…Eyes growth in global LNG market
17 February 2016, Sweetcrude, Lagos – With its latest acquisition of British firm, BG Group, the multinational oil company Shell has become the world’s second-largest public oil and gas company by market value.

The Royal Dutch Shell also becomes the world’s top liquefied natural gas, LNG, company following the acquisition.
“We will now be able to shape a simpler, leaner, more competitive company, focusing on our core expertise in deep water and LNG,” Shell Chief Executive Officer, Ben van Beurden, said in a reaction to the deal. In 2014, Shell acquired Repsol’s LNG business.
Indeed, the success or otherwise of the complex merger is expected to define the legacy of van Beurden, seeking to transform Shell into a more specialised group focused on the rapidly growing LNG market and deepwater oil production.
Van Beurden’s vision won overwhelming support from shareholders, though a number of major investors had voiced concerns that the forecast slow recovery in oil prices would strain Shell’s financials and risk its growth plans.
To seal the recent deal, BG shareholders largely opted to receive shares rather than cash under the proposed mix and match deal, according to a statement. BG becomes a wholly-owned subsidiary of Shell and will be headed by Dutchman Huibert Vigeveno, who has headed the integration planning team and will oversee its implementation.

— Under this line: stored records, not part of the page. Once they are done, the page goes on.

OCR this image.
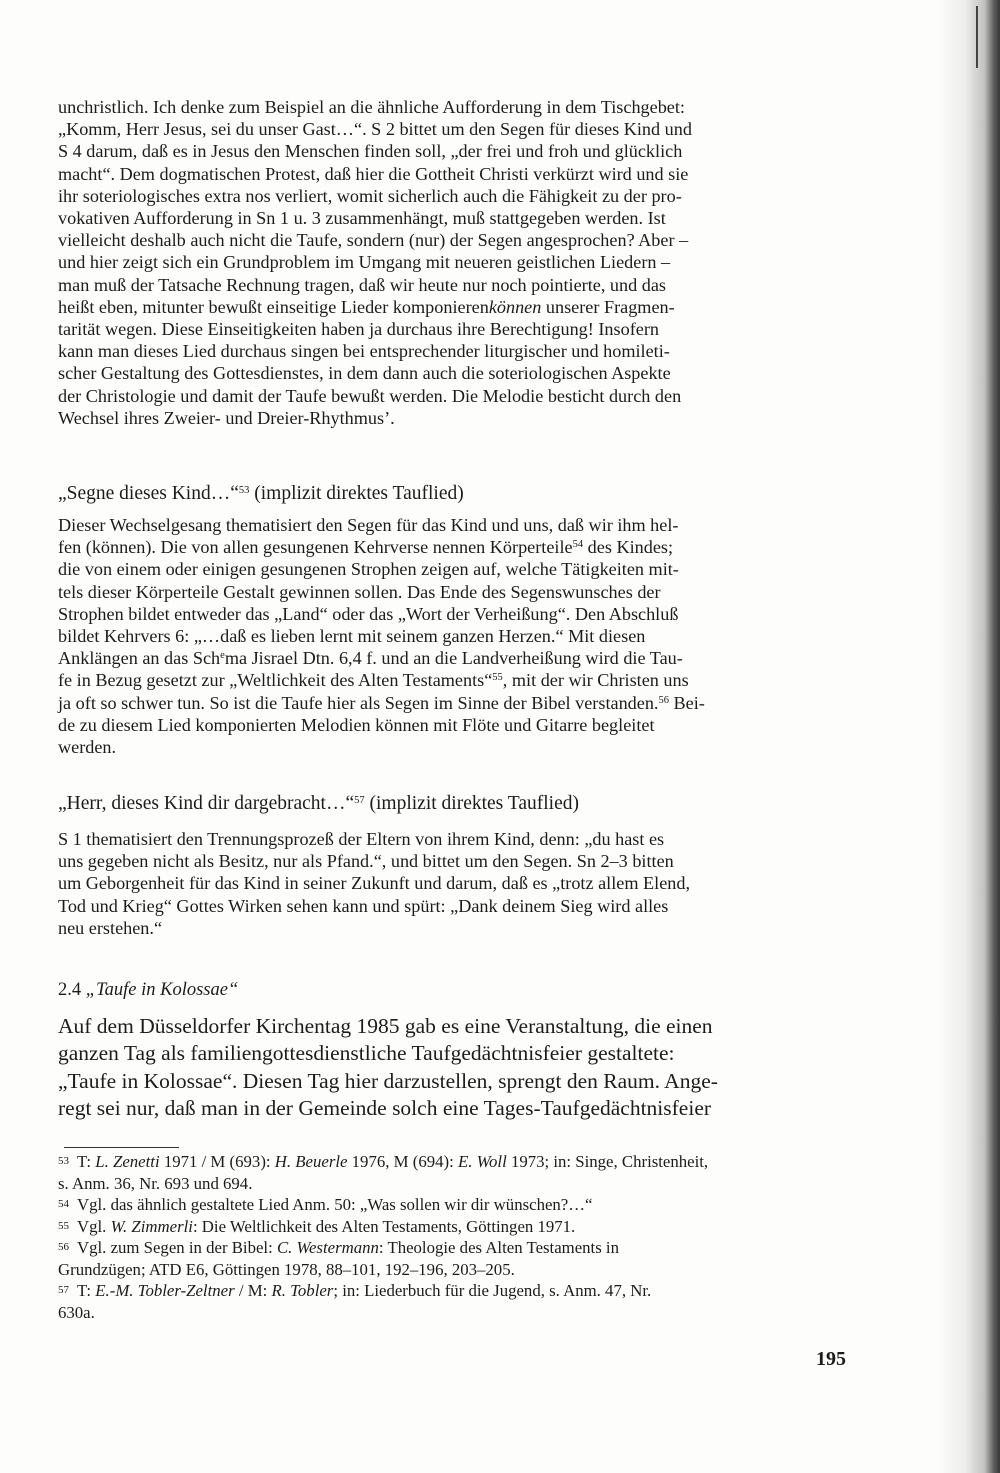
unchristlich. Ich denke zum Beispiel an die ähnliche Aufforderung in dem Tischgebet:
„Komm, Herr Jesus, sei du unser Gast…“. S 2 bittet um den Segen für dieses Kind und
S 4 darum, daß es in Jesus den Menschen finden soll, „der frei und froh und glücklich
macht“. Dem dogmatischen Protest, daß hier die Gottheit Christi verkürzt wird und sie
ihr soteriologisches extra nos verliert, womit sicherlich auch die Fähigkeit zu der pro-
vokativen Aufforderung in Sn 1 u. 3 zusammenhängt, muß stattgegeben werden. Ist
vielleicht deshalb auch nicht die Taufe, sondern (nur) der Segen angesprochen? Aber –
und hier zeigt sich ein Grundproblem im Umgang mit neueren geistlichen Liedern –
man muß der Tatsache Rechnung tragen, daß wir heute nur noch pointierte, und das
heißt eben, mitunter bewußt einseitige Lieder komponierenkönnen unserer Fragmen-
tarität wegen. Diese Einseitigkeiten haben ja durchaus ihre Berechtigung! Insofern
kann man dieses Lied durchaus singen bei entsprechender liturgischer und homileti-
scher Gestaltung des Gottesdienstes, in dem dann auch die soteriologischen Aspekte
der Christologie und damit der Taufe bewußt werden. Die Melodie besticht durch den
Wechsel ihres Zweier- und Dreier-Rhythmus’.

„Segne dieses Kind…“$^{53}$ (implizit direktes Tauflied)

Dieser Wechselgesang thematisiert den Segen für das Kind und uns, daß wir ihm hel-
fen (können). Die von allen gesungenen Kehrverse nennen Körperteile$^{54}$ des Kindes;
die von einem oder einigen gesungenen Strophen zeigen auf, welche Tätigkeiten mit-
tels dieser Körperteile Gestalt gewinnen sollen. Das Ende des Segenswunsches der
Strophen bildet entweder das „Land“ oder das „Wort der Verheißung“. Den Abschluß
bildet Kehrvers 6: „…daß es lieben lernt mit seinem ganzen Herzen.“ Mit diesen
Anklängen an das Sch$^e$ma Jisrael Dtn. 6,4 f. und an die Landverheißung wird die Tau-
fe in Bezug gesetzt zur „Weltlichkeit des Alten Testaments“$^{55}$, mit der wir Christen uns
ja oft so schwer tun. So ist die Taufe hier als Segen im Sinne der Bibel verstanden.$^{56}$ Bei-
de zu diesem Lied komponierten Melodien können mit Flöte und Gitarre begleitet
werden.

„Herr, dieses Kind dir dargebracht…“$^{57}$ (implizit direktes Tauflied)

S 1 thematisiert den Trennungsprozeß der Eltern von ihrem Kind, denn: „du hast es
uns gegeben nicht als Besitz, nur als Pfand.“, und bittet um den Segen. Sn 2–3 bitten
um Geborgenheit für das Kind in seiner Zukunft und darum, daß es „trotz allem Elend,
Tod und Krieg“ Gottes Wirken sehen kann und spürt: „Dank deinem Sieg wird alles
neu erstehen.“

2.4 „Taufe in Kolossae“

Auf dem Düsseldorfer Kirchentag 1985 gab es eine Veranstaltung, die einen
ganzen Tag als familiengottesdienstliche Taufgedächtnisfeier gestaltete:
„Taufe in Kolossae“. Diesen Tag hier darzustellen, sprengt den Raum. Ange-
regt sei nur, daß man in der Gemeinde solch eine Tages-Taufgedächtnisfeier

53 T: L. Zenetti 1971 / M (693): H. Beuerle 1976, M (694): E. Woll 1973; in: Singe, Christenheit,
s. Anm. 36, Nr. 693 und 694.

54 Vgl. das ähnlich gestaltete Lied Anm. 50: „Was sollen wir dir wünschen?…“

55 Vgl. W. Zimmerli: Die Weltlichkeit des Alten Testaments, Göttingen 1971.

56 Vgl. zum Segen in der Bibel: C. Westermann: Theologie des Alten Testaments in
Grundzügen; ATD E6, Göttingen 1978, 88–101, 192–196, 203–205.

57 T: E.-M. Tobler-Zeltner / M: R. Tobler; in: Liederbuch für die Jugend, s. Anm. 47, Nr.
630a.

195
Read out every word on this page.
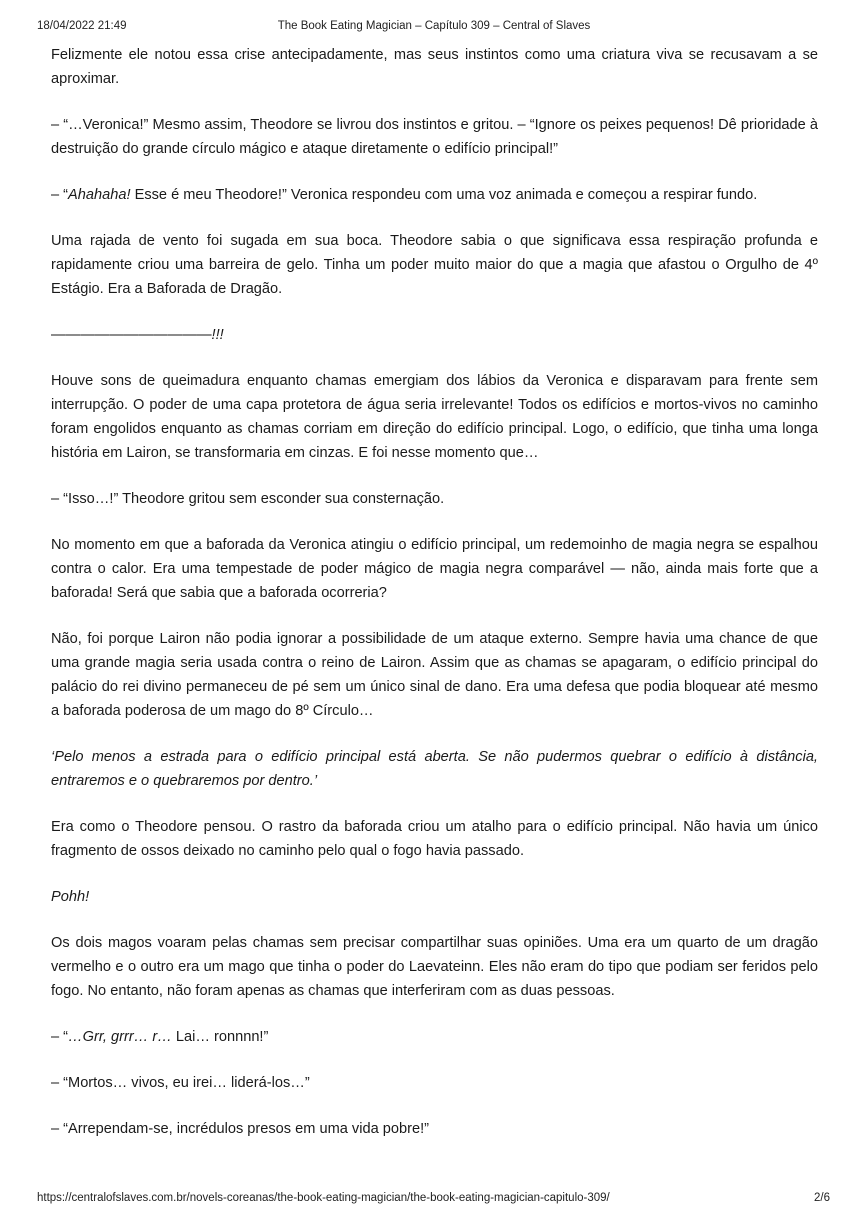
18/04/2022 21:49	The Book Eating Magician – Capítulo 309 – Central of Slaves

Felizmente ele notou essa crise antecipadamente, mas seus instintos como uma criatura viva se recusavam a se aproximar.

– “…Veronica!” Mesmo assim, Theodore se livrou dos instintos e gritou. – “Ignore os peixes pequenos! Dê prioridade à destruição do grande círculo mágico e ataque diretamente o edifício principal!”

– “Ahahaha! Esse é meu Theodore!” Veronica respondeu com uma voz animada e começou a respirar fundo.

Uma rajada de vento foi sugada em sua boca. Theodore sabia o que significava essa respiração profunda e rapidamente criou uma barreira de gelo. Tinha um poder muito maior do que a magia que afastou o Orgulho de 4º Estágio. Era a Baforada de Dragão.

———————————!!!

Houve sons de queimadura enquanto chamas emergiam dos lábios da Veronica e disparavam para frente sem interrupção. O poder de uma capa protetora de água seria irrelevante! Todos os edifícios e mortos-vivos no caminho foram engolidos enquanto as chamas corriam em direção do edifício principal. Logo, o edifício, que tinha uma longa história em Lairon, se transformaria em cinzas. E foi nesse momento que…

– “Isso…!” Theodore gritou sem esconder sua consternação.

No momento em que a baforada da Veronica atingiu o edifício principal, um redemoinho de magia negra se espalhou contra o calor. Era uma tempestade de poder mágico de magia negra comparável — não, ainda mais forte que a baforada! Será que sabia que a baforada ocorreria?

Não, foi porque Lairon não podia ignorar a possibilidade de um ataque externo. Sempre havia uma chance de que uma grande magia seria usada contra o reino de Lairon. Assim que as chamas se apagaram, o edifício principal do palácio do rei divino permaneceu de pé sem um único sinal de dano. Era uma defesa que podia bloquear até mesmo a baforada poderosa de um mago do 8º Círculo…

‘Pelo menos a estrada para o edifício principal está aberta. Se não pudermos quebrar o edifício à distância, entraremos e o quebraremos por dentro.’

Era como o Theodore pensou. O rastro da baforada criou um atalho para o edifício principal. Não havia um único fragmento de ossos deixado no caminho pelo qual o fogo havia passado.

Pohh!

Os dois magos voaram pelas chamas sem precisar compartilhar suas opiniões. Uma era um quarto de um dragão vermelho e o outro era um mago que tinha o poder do Laevateinn. Eles não eram do tipo que podiam ser feridos pelo fogo. No entanto, não foram apenas as chamas que interferiram com as duas pessoas.

– “…Grr, grrr… r… Lai… ronnnn!”

– “Mortos… vivos, eu irei… liderá-los…”

– “Arrependam-se, incrédulos presos em uma vida pobre!”

https://centralofslaves.com.br/novels-coreanas/the-book-eating-magician/the-book-eating-magician-capitulo-309/	2/6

Signs at BG’s headquarters in Reading outside London were replaced by Shell’s red-and-orange logo over the weekend.
Incumbent CEO Helge Lund, former head of Norwegian oil major Statoil who led it through a period of spectacular growth, is set to step down and has yet to indicate his plans.
Shell has said it will cut thousands of jobs from the combined group and sell $30 billion of assets over the next three years in order to finance the deal, buy back shares and support dividends, which it has vowed to maintain or increase.
Shell is betting heavily on a rapid growth in the global LNG market over coming decades as the world turns to less polluting sources of energy.
Yet with oil prices near a 12-year low, a struggling global economy and major restructuring under way of its oil and gas operations across the globe, the merger is set to be a challenge even for 126-year-old Anglo-Dutch company.